Lebih jauh, John menjelaskan geliat konsumsi masyarakat ini menggenapi kinerja kuartal pertama sekaligus membuka prospek positif pada tahun ini. Sebagaimana dirilis Badan Pusat Statistik (BPS), selama kuartal I/2023, pertumbuhan PDB (Produk Domestik Bruto) mencapai 5,03 persen.
“Hal itu cukup positif di tengah situasi perekonomian dunia yang penuh ketidakpastian. Lebih menggembirakan lagi, penopang PDB terbesar lebih dari separuhnya tetap berasal dari konsumsi rumah tangga, artinya permintaan domestik sudah semakin baik,” jelas John dalam keterangnya dikutip Rabu (10/5/2023).
Pada sisi lain, John menyoroti prospek sektor ritel maupun pusat perbelanjaan modern ke depan sangat menjanjikan. Dia mengungkapkan selama momen Libur Lebaran 2023, seperti terjadi “arus balik” kunjungan mal atau pusat perbelanjaan modern.
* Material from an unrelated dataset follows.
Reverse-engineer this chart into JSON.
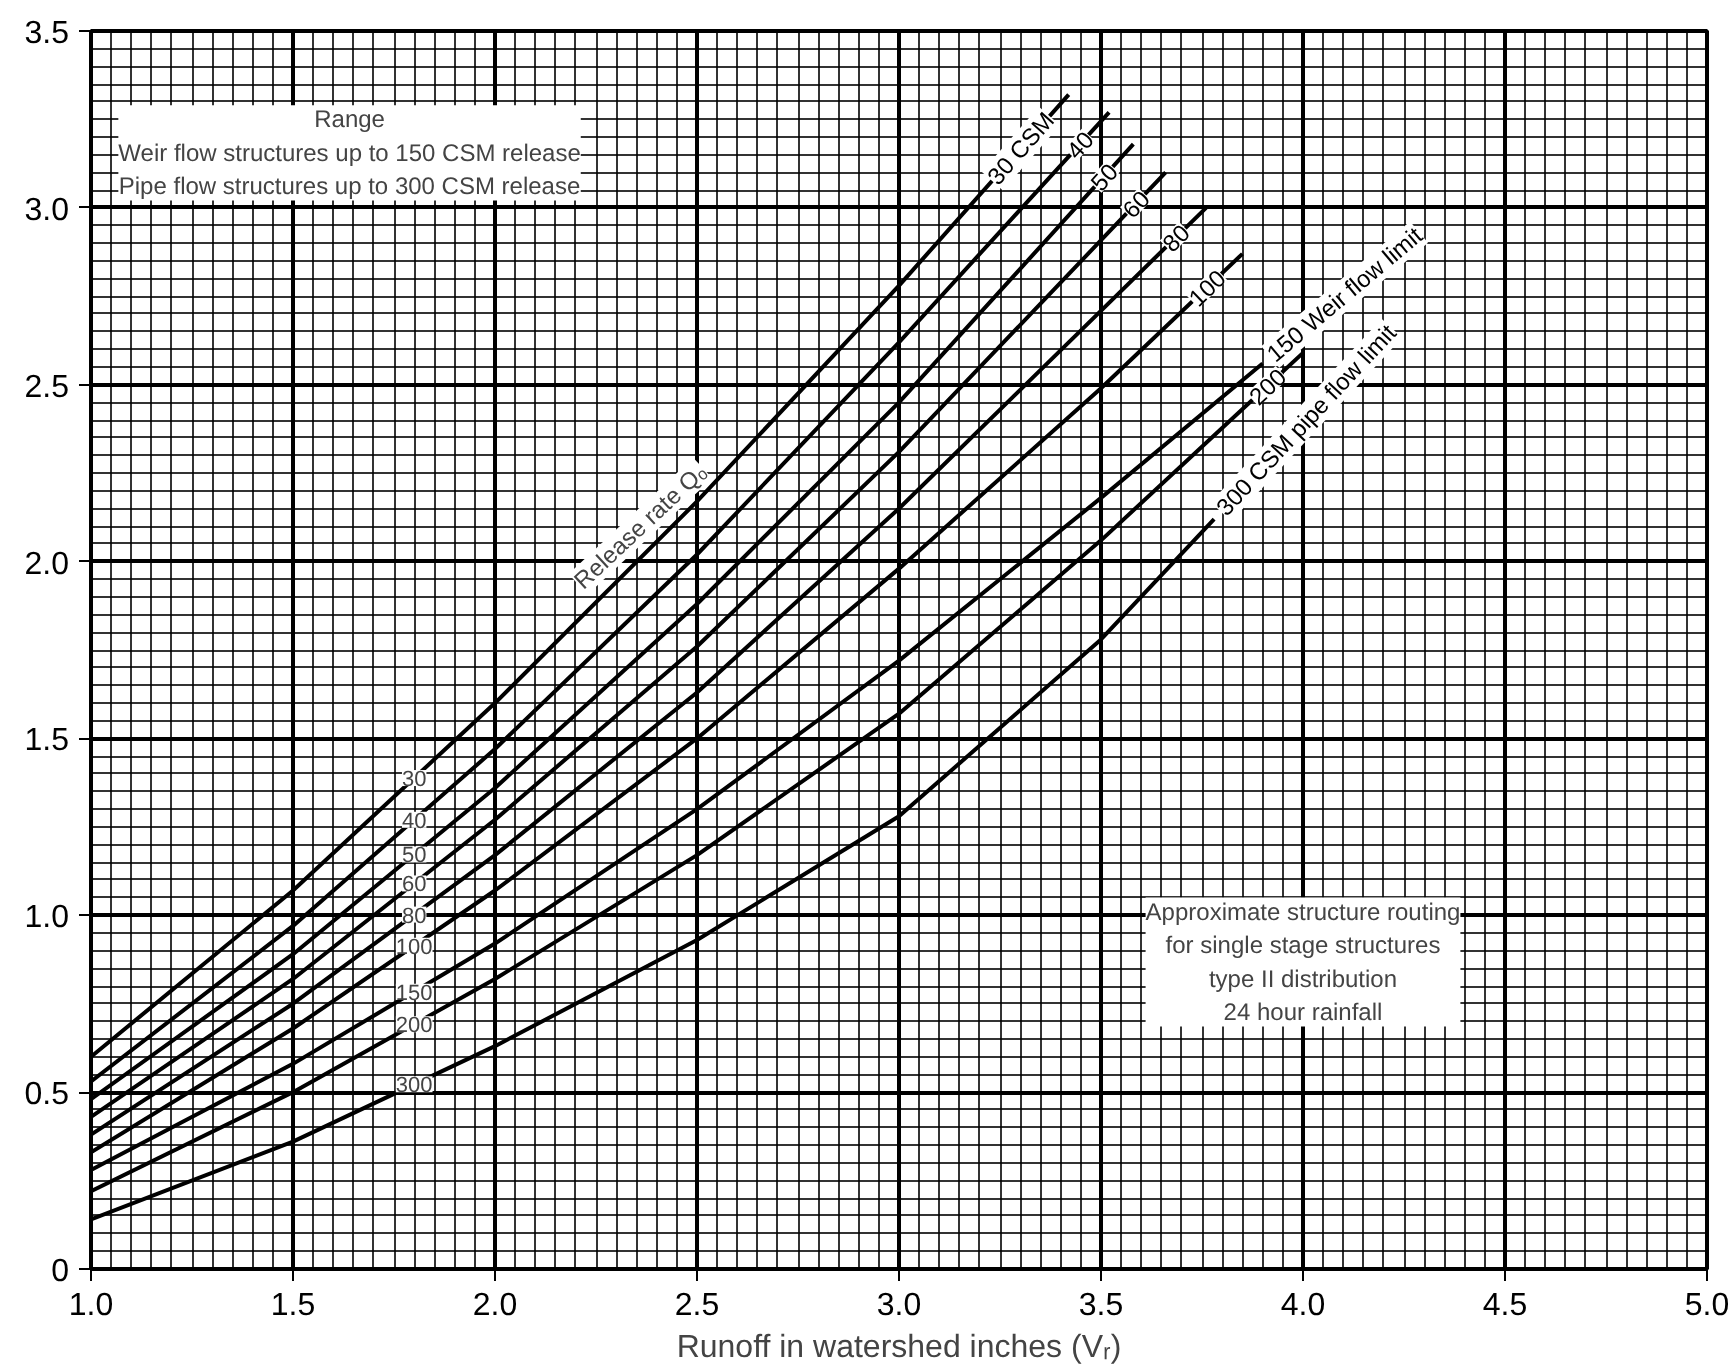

Arus kunjungan mal di kota-kota besar, khususnya Jakarta malah dipadati masyarakat dari beragam wilayah. Selain itu, peran mal sudah sangat bergeser dan semakin luas sebagai sarana tamasya kaum urban. “Tren ini pun diakui asosiasi ritel dan para pengusaha mal, bahwa kunjungan masyarakat ke mal sudah lintas provinsi, serta multi kebutuhan,” tegasnya.
Baca Juga: Viral Aksi Pemalakan Preman Depan Mal Cipinang Indah, Polisi Buru Pelaku
Salah satu faktor pendorong tren tersebut, lanjut John, tak lain adalah semakin baiknya infrastruktur yang bisa menyambungkan antarprovinsi, bahkan antarpulau. “Maka ke depan, tren mal tidak lagi sekadar menggarap pasar di kota-kota sekitar, melainkan sebagai pusat wisata urban baru yang bisa dilirik pasar lebih luas,” simpulnya.
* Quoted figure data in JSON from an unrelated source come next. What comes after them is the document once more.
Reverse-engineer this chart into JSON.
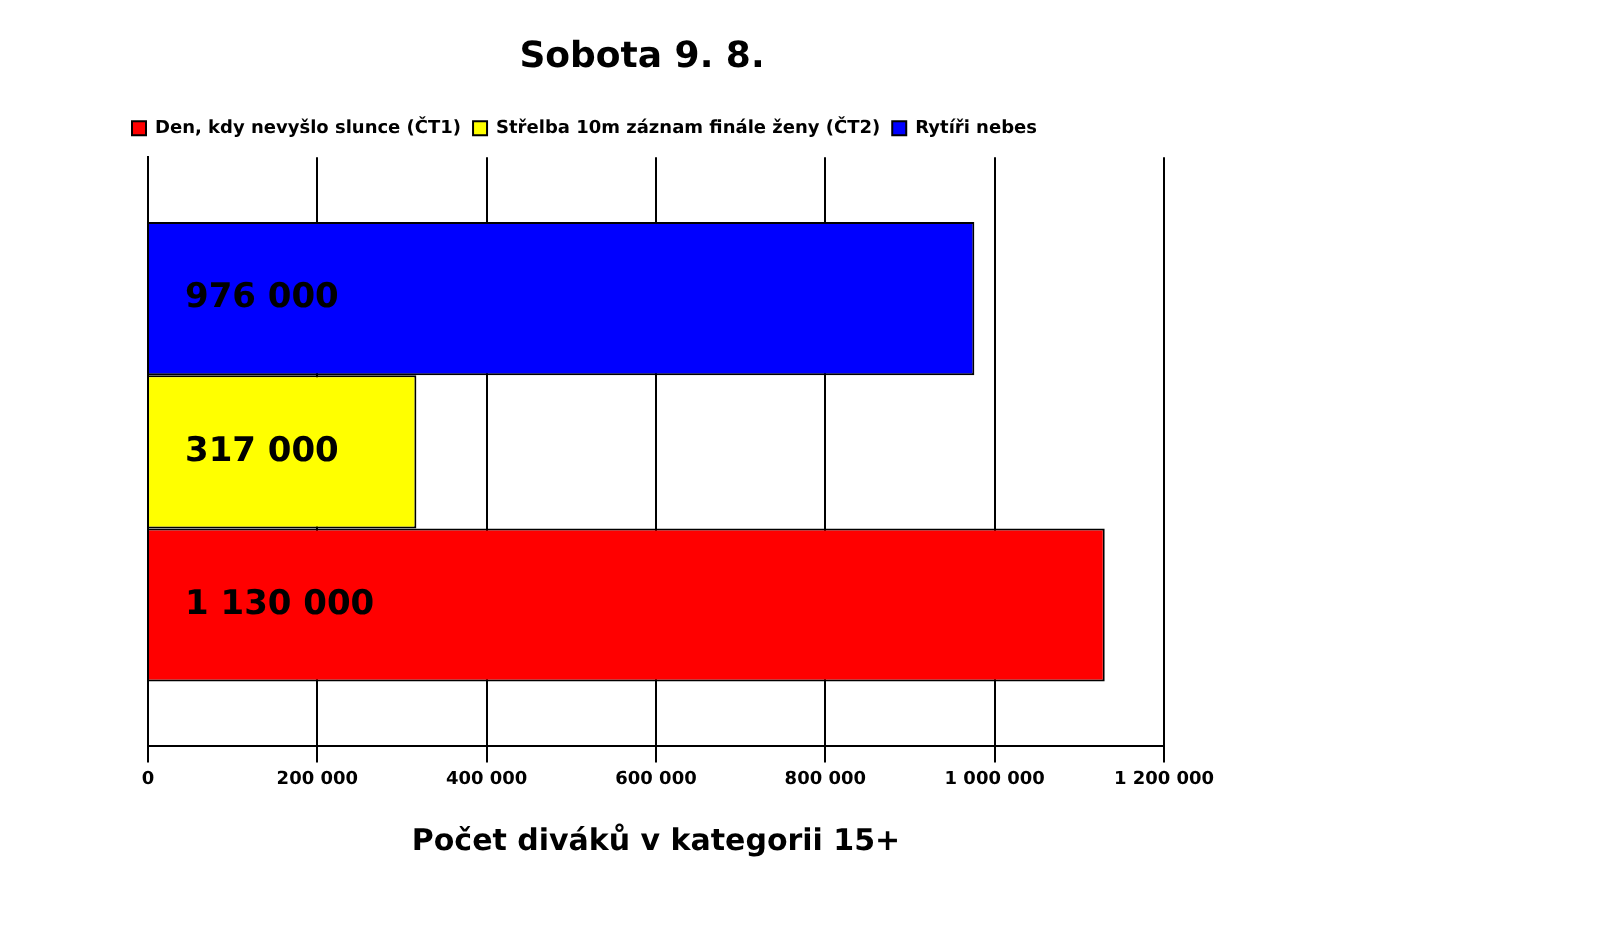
{
  "chart_data": {
    "type": "bar",
    "orientation": "horizontal",
    "title": "Sobota 9. 8.",
    "xlabel": "Počet diváků v kategorii 15+",
    "categories": [
      null
    ],
    "series": [
      {
        "name": "Den, kdy nevyšlo slunce (ČT1)",
        "color": "#ff0000",
        "values": [
          1130000
        ],
        "value_labels": [
          "1 130 000"
        ]
      },
      {
        "name": "Střelba 10m záznam finále ženy (ČT2)",
        "color": "#ffff00",
        "values": [
          317000
        ],
        "value_labels": [
          "317 000"
        ]
      },
      {
        "name": "Rytíři nebes",
        "color": "#0000ff",
        "values": [
          976000
        ],
        "value_labels": [
          "976 000"
        ]
      }
    ],
    "xlim": [
      0,
      1200000
    ],
    "xticks": [
      0,
      {
        "value": 200000,
        "label": "200 000"
      },
      {
        "value": 400000,
        "label": "400 000"
      },
      {
        "value": 600000,
        "label": "600 000"
      },
      {
        "value": 800000,
        "label": "800 000"
      },
      {
        "value": 1000000,
        "label": "1 000 000"
      },
      {
        "value": 1200000,
        "label": "1 200 000"
      }
    ],
    "grid": "x",
    "legend": "top"
  }
}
Sementara terkait sektor ritel, John menjelaskan walau selama momen Ramadan dan Lebaran tingkat pertumbuhan belum sesuai ekspektasi sebagian kalangan pebisnis, secara keseluruhan kuartal pertama tahun ini cukup baik.
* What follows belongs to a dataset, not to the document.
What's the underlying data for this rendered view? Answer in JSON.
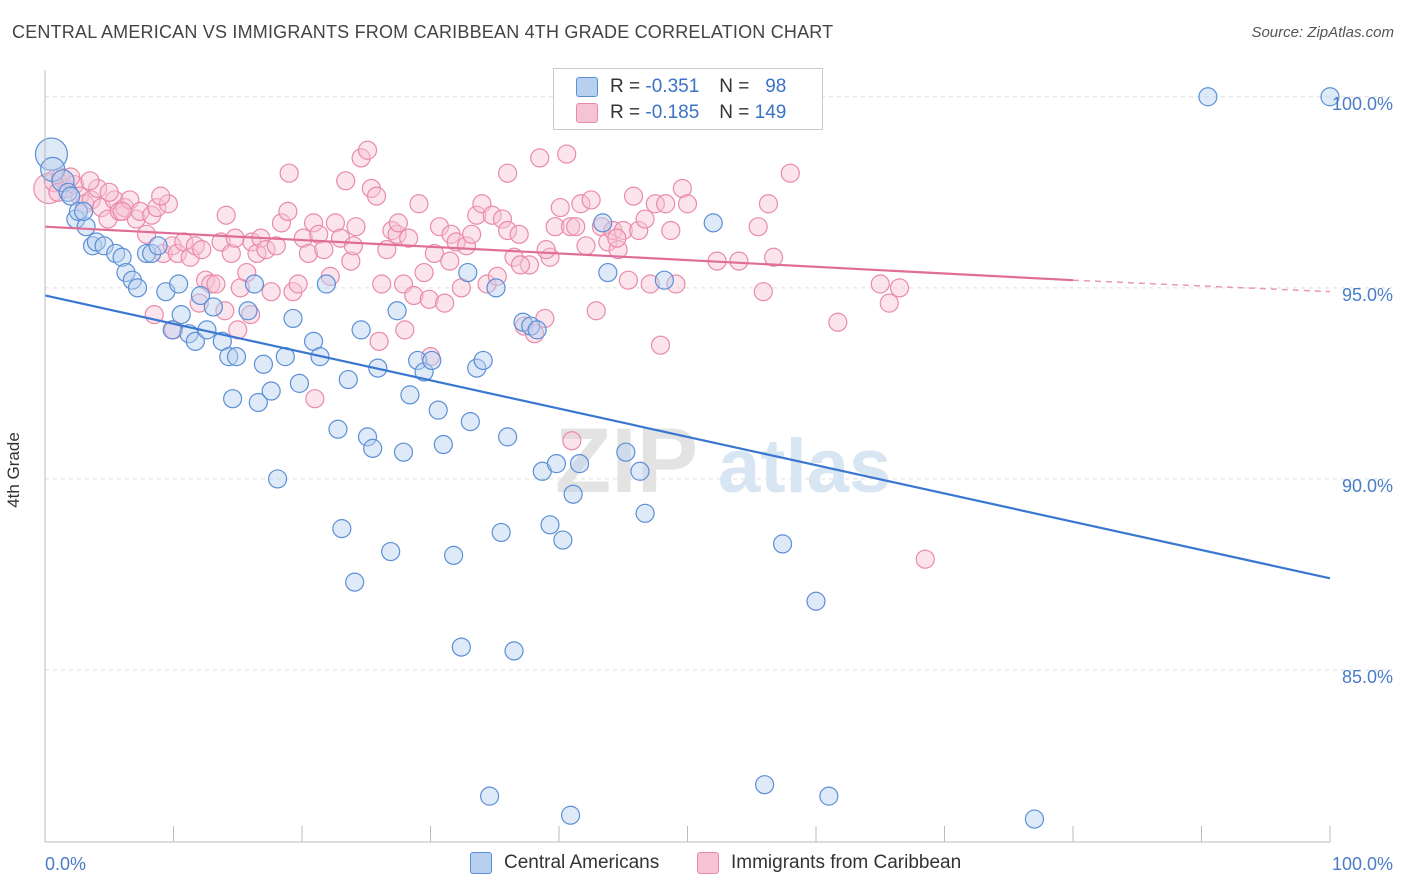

Hal itupun, kata John, tampak dari kinerja omzet yang dijaring para pelaku usaha sektor ritel. “Kami MPPA pun mencatatkan pertumbuhan top line yang lumayan baik, tumbuh di atas 5 persen secara tahunan.”
Hanya saja, John menambahkan kinerja yang mengkilap dari sektor ritel itu harus dibarengi dengan penetrasi digital. “Semisal, momen Ramadan dan Lebaran kemarin, masyarakat berbelanja tidak sekadar datang secara offline, melainkan pula berburu produk yang dibutuhkan melalui channel digital,” katanya.
John mengulas hasrat belanja masyarakat umumnya cenderung masih menginginkan adanya interaksi langsung terhadap barang maupun layanan. Di tengah penetrasi teknologi digital yang masif, tentunya sektor ritel pun harus siap melakukan berbagai inovasi guna meningkatkan nilai tambah bagi konsumen.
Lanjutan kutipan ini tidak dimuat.